I heard you liked zip codes! Connect via nc c1.easyctf.com 12483 to prove your zip code knowledge.

Clearly looking up the codes manually is out of the question. One colleague of mine tried to enumerate enough responses to pass, but gave up after 80k unique entries ( 33.3k Zip codes * and 4 possible questions ~= 133.2k possibilities). At first trying to form a database using US Census website was proving futile, and some datasets were behind paywalls.
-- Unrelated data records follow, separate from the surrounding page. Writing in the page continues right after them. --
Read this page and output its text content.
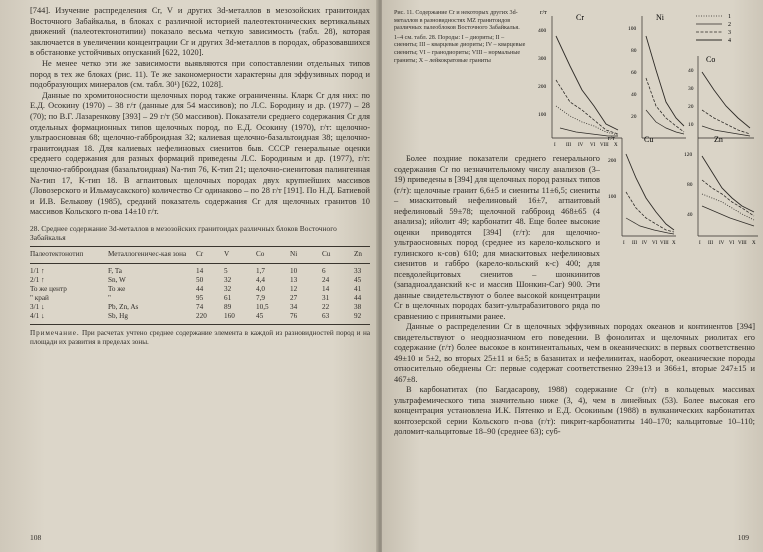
[744]. Изучение распределения Cr, V и других 3d-металлов в мезозойских гранитоидах Восточного Забайкалья, в блоках с различной историей палеотектонических вертикальных движений (палеотектонотипии) показало весьма четкую зависимость (табл. 28), которая заключается в увеличении концентрации Cr и других 3d-металлов в породах, образовавшихся в обстановке устойчивых опусканий [622, 1020].

Не менее четко эти же зависимости выявляются при сопоставлении отдельных типов пород в тех же блоках (рис. 11). Те же закономерности характерны для эффузивных пород и подобразующих минералов (см. табл. 30¹) [622, 1028].

Данные по хромитоносности щелочных пород также ограниченны. Кларк Cr для них: по Е.Д. Осокину (1970) – 38 г/т (данные для 54 массивов); по Л.С. Бородину и др. (1977) – 28 (70); по В.Г. Лазаренкову [393] – 29 г/т (50 массивов). Показатели среднего содержания Cr для отдельных формационных типов щелочных пород, по Е.Д. Осокину (1970), г/т: щелочно-ультраосновная 68; щелочно-габброидная 32; калиевая щелочно-базальтоидная 38; щелочно-гранитоидная 18. Для калиевых нефелиновых сиенитов быв. СССР генеральные оценки среднего содержания для разных формаций приведены Л.С. Бородиным и др. (1977), г/т: щелочно-габброидная (базальтоидная) Na-тип 76, K-тип 21; щелочно-сиенитовая палингенная Na-тип 17, K-тип 18. В агпаитовых щелочных породах двух крупнейших массивов (Ловозерского и Ильмаусакского) количество Cr одинаково – по 28 г/т [191]. По Н.Д. Батиевой и И.В. Белькову (1985), средний показатель содержания Cr для щелочных гранитов 10 массивов Кольского п-ова 14±10 г/т.

28. Среднее содержание 3d-металлов в мезозойских гранитоидах различных блоков Восточного Забайкалья
Палеотектонотип	Металлогеничес-кая зона	Cr	V	Co	Ni	Cu	Zn
1/1 ↑	F, Ta	14	5	1,7	10	6	33
2/1 ↑	Sn, W	50	32	4,4	13	24	45
То же центр	То же	44	32	4,0	12	14	41
" край	"	95	61	7,9	27	31	44
3/1 ↓	Pb, Zn, As	74	89	10,5	34	22	38
4/1 ↓	Sb, Hg	220	160	45	76	63	92
Примечание. При расчетах учтено среднее содержание элемента в каждой из разновидностей пород и на площади их развития в пределах зоны.
108
Рис. 11. Содержание Cr и некоторых других 3d-металлов в разновидностях МZ гранитоидов различных палеоблоков Восточного Забайкалья.
1–4 см. табл. 28. Породы: I – диориты; II – сиениты; III – кварцевые диориты; IV – кварцевые сиениты; VI – гранодиориты; VIII – нормальные граниты; X – лейкократовые граниты
г/т	Cr
400
300
200
100
I III IV VI VIII X
Ni
100
80
60
40
20
1
2
3
4
Co
40
30
20
10

Более поздние показатели среднего генерального содержания Cr по незначительному числу анализов (3–19) приведены в [394] для щелочных пород разных типов (г/т): щелочные гранит 6,6±5 и сиениты 11±6,5; сиениты – миаскитовый нефелиновый 16±7, агпаитовый нефелиновый 59±78; щелочной габброид 468±65 (4 анализа); ийолит 49; карбонатит 48. Еще более высокие оценки приводятся [394] (г/т): для щелочно-ультраосновных пород (среднее из карело-кольского и гулинского к-сов) 610; для миаскитовых нефелиновых сиенитов и габбро (карело-кольский к-с) 400; для псевдолейцитовых сиенитов – шонкинитов (западноалданский к-с и массив Шонкин-Саг) 900. Эти данные свидетельствуют о более высокой концентрации Cr в щелочных породах базит-ультрабазитового ряда по сравнению с принятыми ранее.

г/т	Cu
200
100
I III IV VI VIII X
Zn
120
80
40
I III IV VI VIII X

Данные о распределении Cr в щелочных эффузивных породах океанов и континентов [394] свидетельствуют о неоднозначном его поведении. В фонолитах и щелочных риолитах его содержание (г/т) более высокое в континентальных, чем в океанических: в первых соответственно 49±10 и 5±2, во вторых 25±11 и 6±5; в базанитах и нефелинитах, наоборот, океанические породы относительно обеднены Cr: первые содержат соответственно 239±13 и 366±1, вторые 247±15 и 467±8.

В карбонатитах (по Багдасарову, 1988) содержание Cr (г/т) в кольцевых массивах ультрафемического типа значительно ниже (3, 4), чем в линейных (53). Более высокая его концентрация установлена И.К. Пятенко и Е.Д. Осокиным (1988) в вулканических карбонатитах контозерской серии Кольского п-ова (г/т): пикрит-карбонатиты 140–170; кальцитовые 10–110; доломит-кальцитовые 18–90 (среднее 63); суб-

109
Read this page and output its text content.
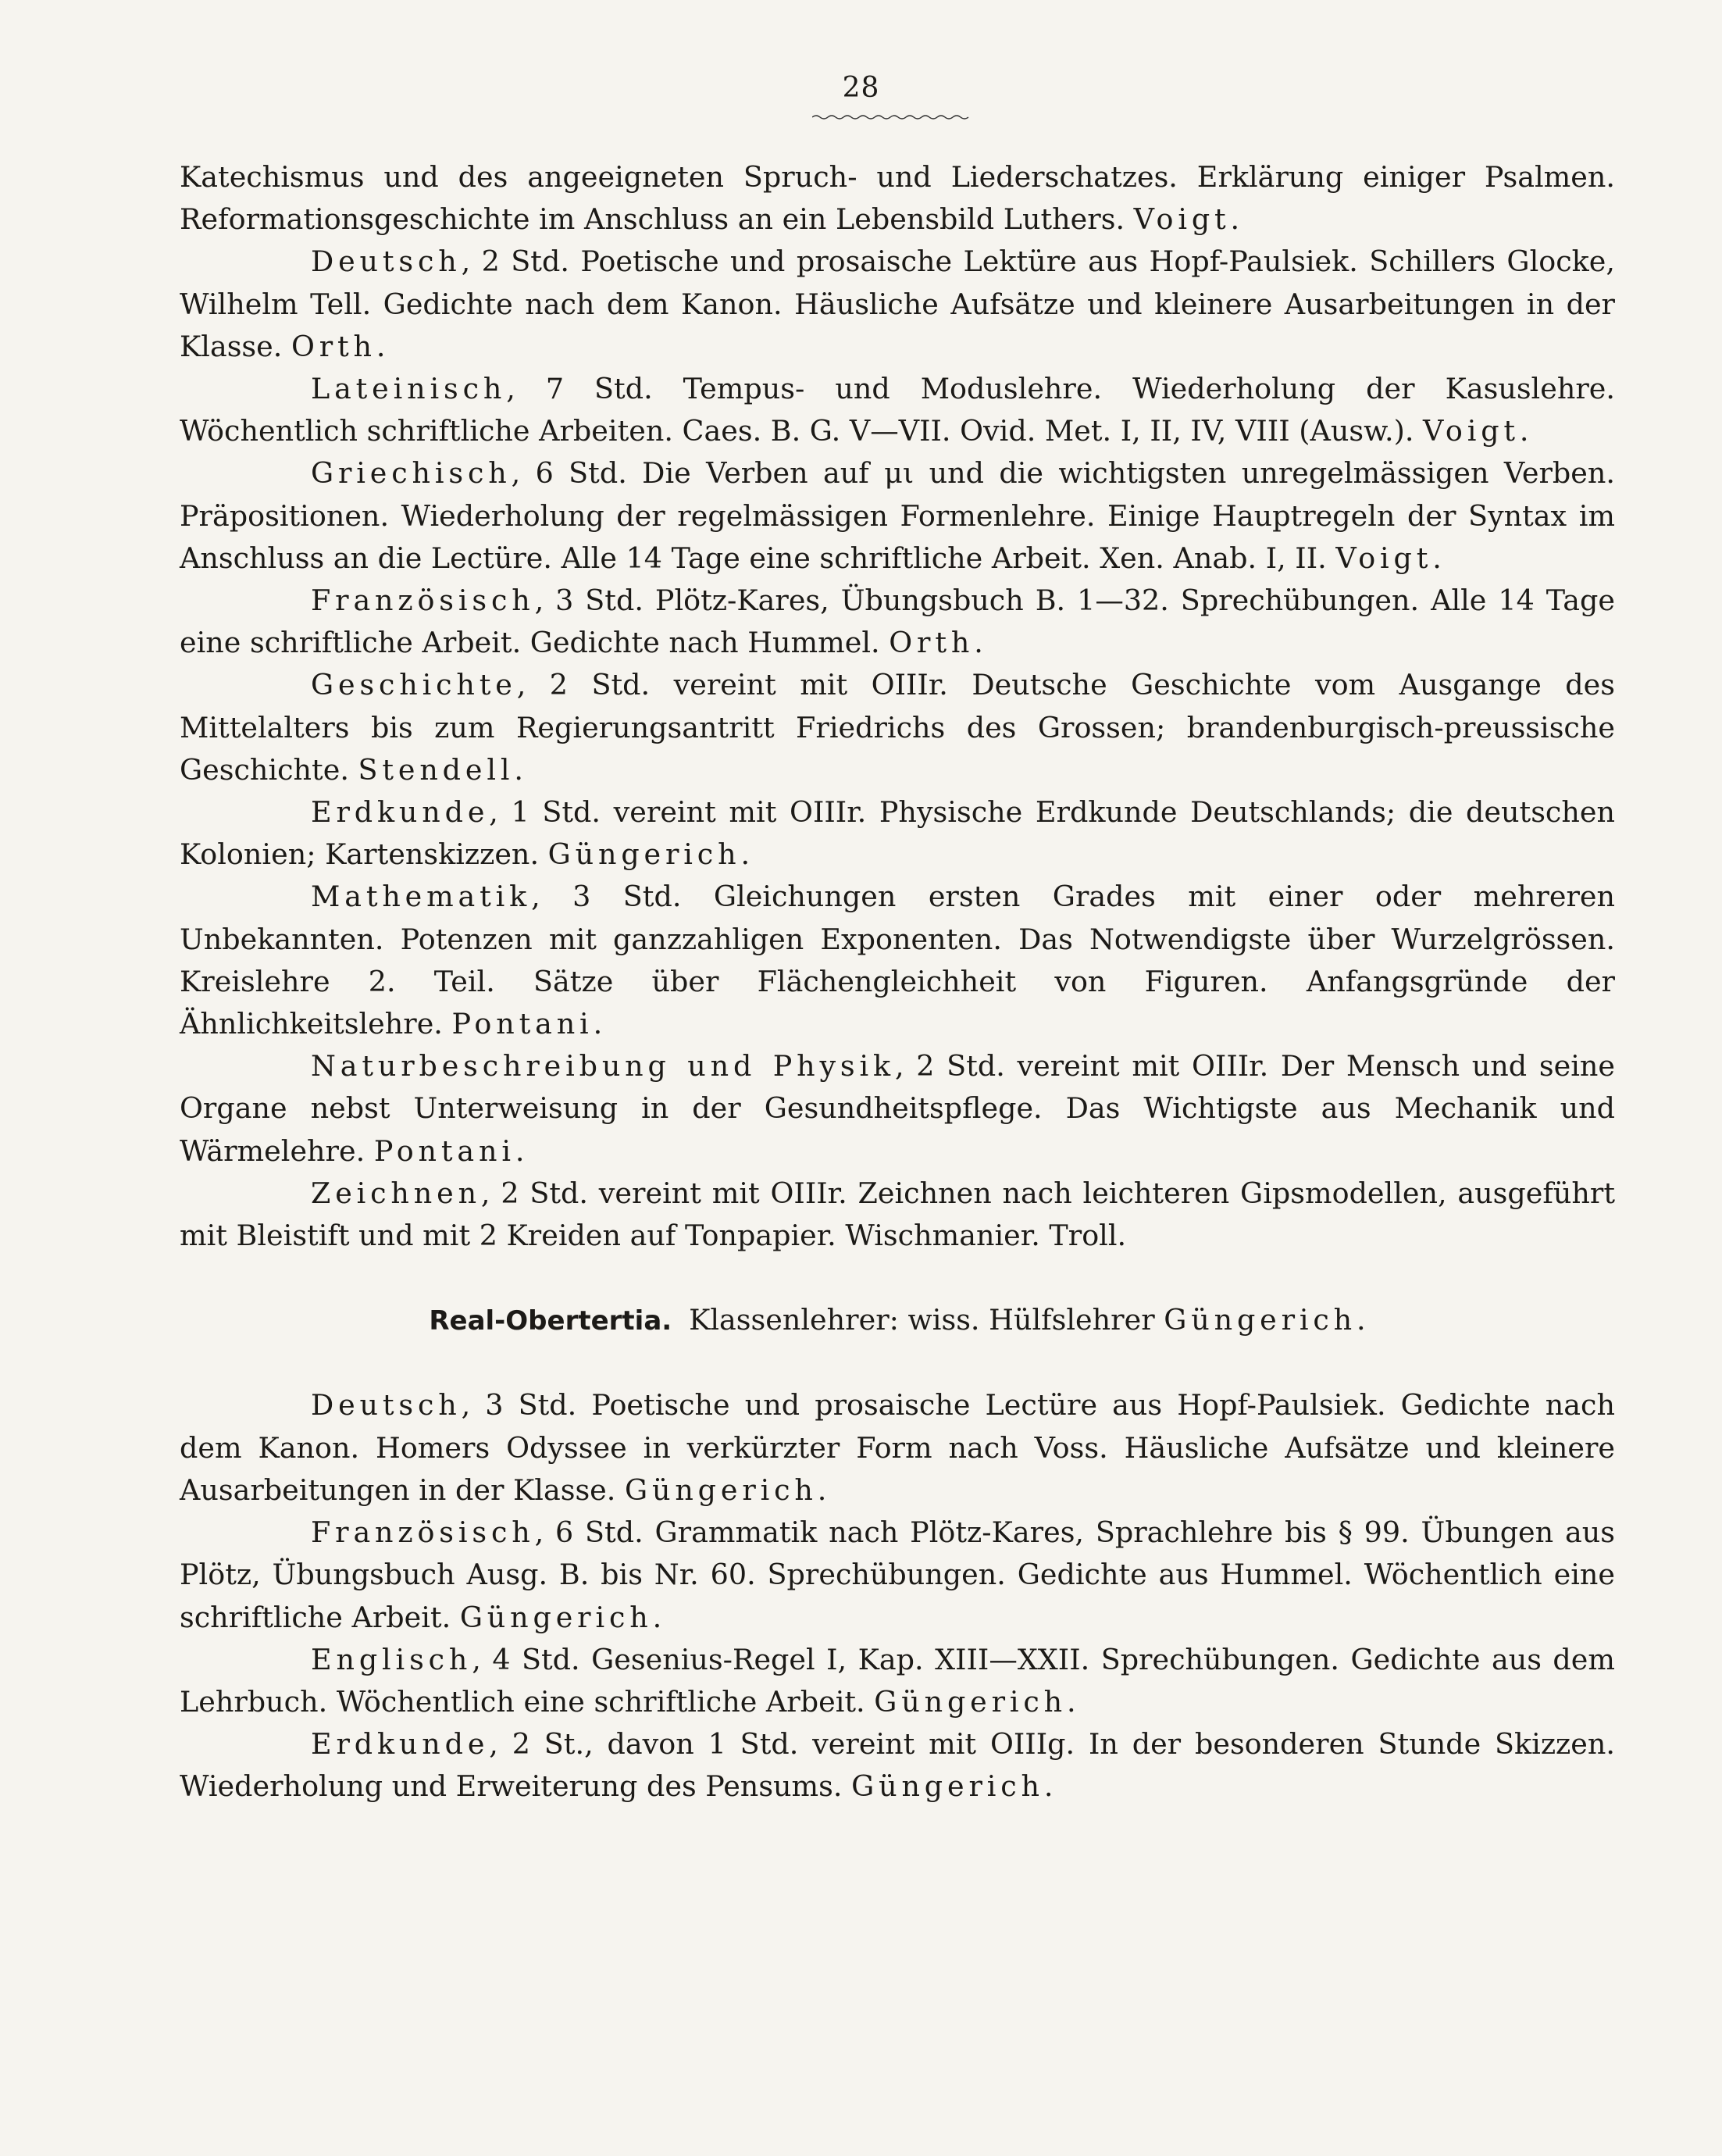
28

Katechismus und des angeeigneten Spruch- und Liederschatzes. Erklärung einiger Psalmen. Reformationsgeschichte im Anschluss an ein Lebensbild Luthers. Voigt.

Deutsch, 2 Std. Poetische und prosaische Lektüre aus Hopf-Paulsiek. Schillers Glocke, Wilhelm Tell. Gedichte nach dem Kanon. Häusliche Aufsätze und kleinere Ausarbeitungen in der Klasse. Orth.

Lateinisch, 7 Std. Tempus- und Moduslehre. Wiederholung der Kasuslehre. Wöchentlich schriftliche Arbeiten. Caes. B. G. V—VII. Ovid. Met. I, II, IV, VIII (Ausw.). Voigt.

Griechisch, 6 Std. Die Verben auf μι und die wichtigsten unregelmässigen Verben. Präpositionen. Wiederholung der regelmässigen Formenlehre. Einige Hauptregeln der Syntax im Anschluss an die Lectüre. Alle 14 Tage eine schriftliche Arbeit. Xen. Anab. I, II. Voigt.

Französisch, 3 Std. Plötz-Kares, Übungsbuch B. 1—32. Sprechübungen. Alle 14 Tage eine schriftliche Arbeit. Gedichte nach Hummel. Orth.

Geschichte, 2 Std. vereint mit OIIIr. Deutsche Geschichte vom Ausgange des Mittelalters bis zum Regierungsantritt Friedrichs des Grossen; brandenburgisch-preussische Geschichte. Stendell.

Erdkunde, 1 Std. vereint mit OIIIr. Physische Erdkunde Deutschlands; die deutschen Kolonien; Kartenskizzen. Güngerich.

Mathematik, 3 Std. Gleichungen ersten Grades mit einer oder mehreren Unbekannten. Potenzen mit ganzzahligen Exponenten. Das Notwendigste über Wurzelgrössen. Kreislehre 2. Teil. Sätze über Flächengleichheit von Figuren. Anfangsgründe der Ähnlichkeitslehre. Pontani.

Naturbeschreibung und Physik, 2 Std. vereint mit OIIIr. Der Mensch und seine Organe nebst Unterweisung in der Gesundheitspflege. Das Wichtigste aus Mechanik und Wärmelehre. Pontani.

Zeichnen, 2 Std. vereint mit OIIIr. Zeichnen nach leichteren Gipsmodellen, ausgeführt mit Bleistift und mit 2 Kreiden auf Tonpapier. Wischmanier. Troll.

Real-Obertertia. Klassenlehrer: wiss. Hülfslehrer Güngerich.

Deutsch, 3 Std. Poetische und prosaische Lectüre aus Hopf-Paulsiek. Gedichte nach dem Kanon. Homers Odyssee in verkürzter Form nach Voss. Häusliche Aufsätze und kleinere Ausarbeitungen in der Klasse. Güngerich.

Französisch, 6 Std. Grammatik nach Plötz-Kares, Sprachlehre bis § 99. Übungen aus Plötz, Übungsbuch Ausg. B. bis Nr. 60. Sprechübungen. Gedichte aus Hummel. Wöchentlich eine schriftliche Arbeit. Güngerich.

Englisch, 4 Std. Gesenius-Regel I, Kap. XIII—XXII. Sprechübungen. Gedichte aus dem Lehrbuch. Wöchentlich eine schriftliche Arbeit. Güngerich.

Erdkunde, 2 St., davon 1 Std. vereint mit OIIIg. In der besonderen Stunde Skizzen. Wiederholung und Erweiterung des Pensums. Güngerich.
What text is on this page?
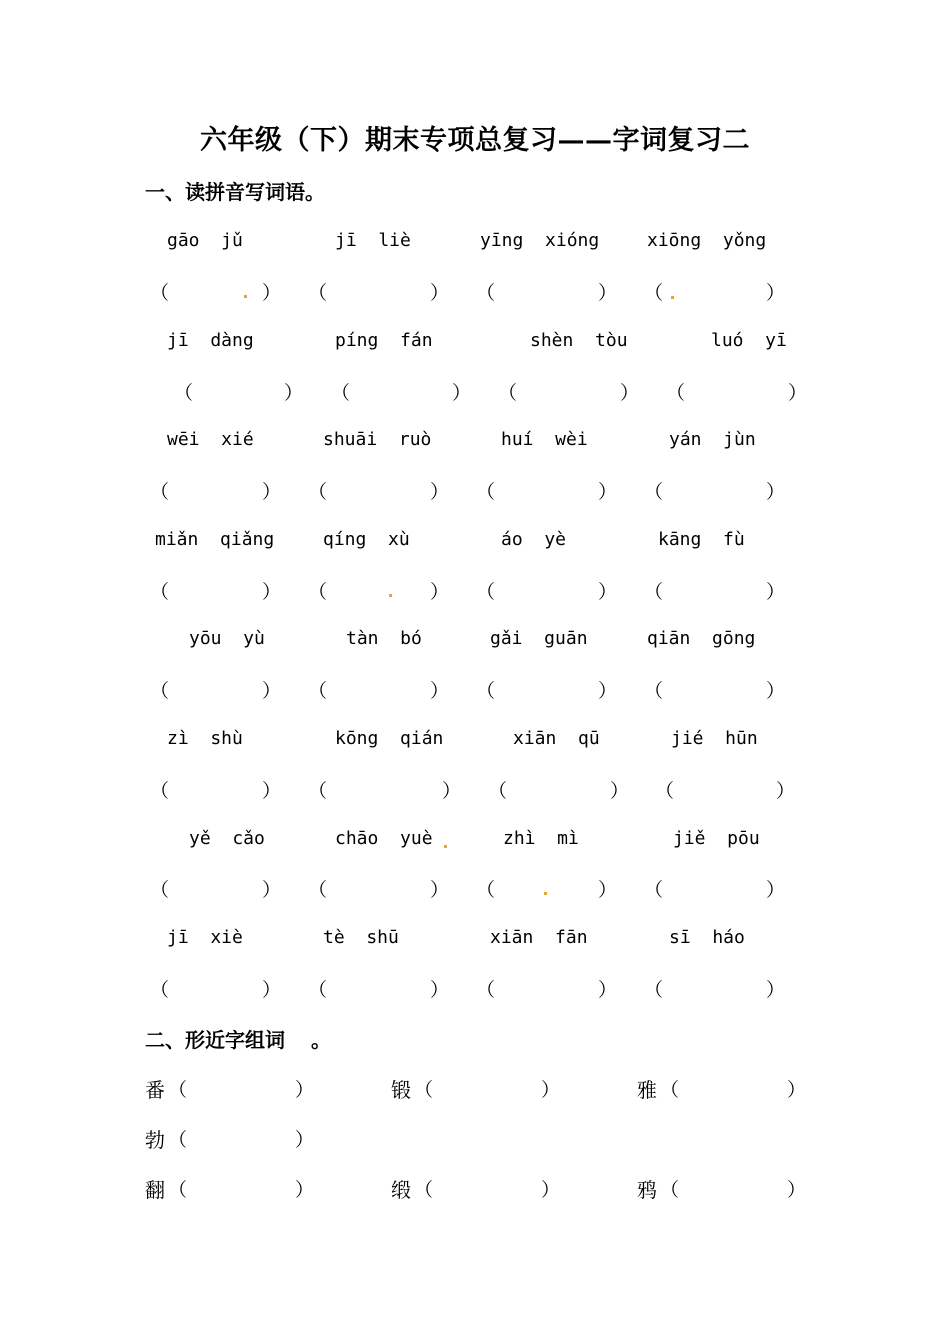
六年级（下）期末专项总复习——字词复习二
一、读拼音写词语。
gāo  jǔ	jī  liè	yīng  xióng	xiōng  yǒng
（	） （	） （	） （	）
jī  dàng	píng  fán	shèn  tòu	luó  yī
（	） （	） （	） （	）
wēi  xié	shuāi  ruò	huí  wèi	yán  jùn
（	） （	） （	） （	）
miǎn  qiǎng	qíng  xù	áo  yè	kāng  fù
（	） （	） （	） （	）
yōu  yù	tàn  bó	gǎi  guān	qiān  gōng
（	） （	） （	） （	）
zì  shù	kōng  qián	xiān  qū	jié  hūn
（	） （	） （	） （	）
yě  cǎo	chāo  yuè	zhì  mì	jiě  pōu
（	） （	） （	） （	）
jī  xiè	tè  shū	xiān  fān	sī  háo
（	） （	） （	） （	）
二、形近字组词 。
番 （	）	锻 （	）	雅 （	）
勃 （	）
翻 （	）	缎 （	）	鸦 （	）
After some more searching I found https://www.census.gov/geo/maps-data/data/gazetteer.html which contained the correct data, after testing a few questions and answers against the server.

Script

After messing about with Ruby CSV library, converting to JSON and Enumerables, I decided to just use grep . Ruby returns “MatchData” type to regex matches, so that was also a bother to manipulate. My C upbringing and noob scripting skills really show.

require 'socket'

def answerer ( zc, question)
    line=`grep '^#{zc}' db.csv|head -1` #match first zipcode in the file. ^ means line begins with 
    arrayified=line.split(",") #put the output into array 
    ans=(arrayified[question]) # return the answer to question ||1=LAND|| 2=WATER || 3=LAT|| 4=LONG
    puts "Answer is #{ans}"
    return ans
end

#regex for catching questions
landre=/land/
waterre=/water/
longitudere=/longitude/
latitudere=/latitude/

#TCP client
hostname = 'c1.easyctf.com'
port = 12483
string=""
s = Socket.new Socket::AF_INET, Socket::SOCK_STREAM
s.connect Socket.pack_sockaddr_in(port, hostname)

  
while char = s.recv(1)  # Read chars from the socket
   string+=char
   
   print char    
   if char=="?" # detect question
       
       zipcode = string.scan(/[0-9]{5}/)
       #zipcode=zipre.match(string)
       zipcode=zipcode[0].to_i.to_s #perhaps an ugly hack, but strips leading 0-es fast
       
       if landre.match(string)
            s.puts(answerer(zipcode,1))
       end    
       
       if waterre.match(string)
            s.puts(answerer(zipcode,2))
       end    
       
       if latitudere.match(string)
            s.puts(answerer(zipcode,3))
       end    
       
       if longitudere.match(string)
            s.puts(answerer(zipcode,4))
       end  
       
       string=""  # empty for next question
   end
end

puts(string)
s.close()

Look at it go!

You can find the code and database on my GitHub

Problems encountered

• tcp client would not print the question, after the countdown. The problem was that default buffer size for the socket was too big, meaning the line was only outputted when it was full. Fixed by outputting characters received in a stream with ‘s.recv(1)’
• leading zeroes were not properly handled, since the DB file did not contain leading 0’s, but questions do. While in practice you can still succeed if you get lucky (indeed, 48/50 got me really close). Fixed with some ugly StackOverflow hack, converting the value to integer, then back to string.
• consequence of previous fix, now I was getting multiple matches, which only happens with leading zeroes. In those case only the first first occurence matters (but only because list is sorted) so simple |head -1 is enough.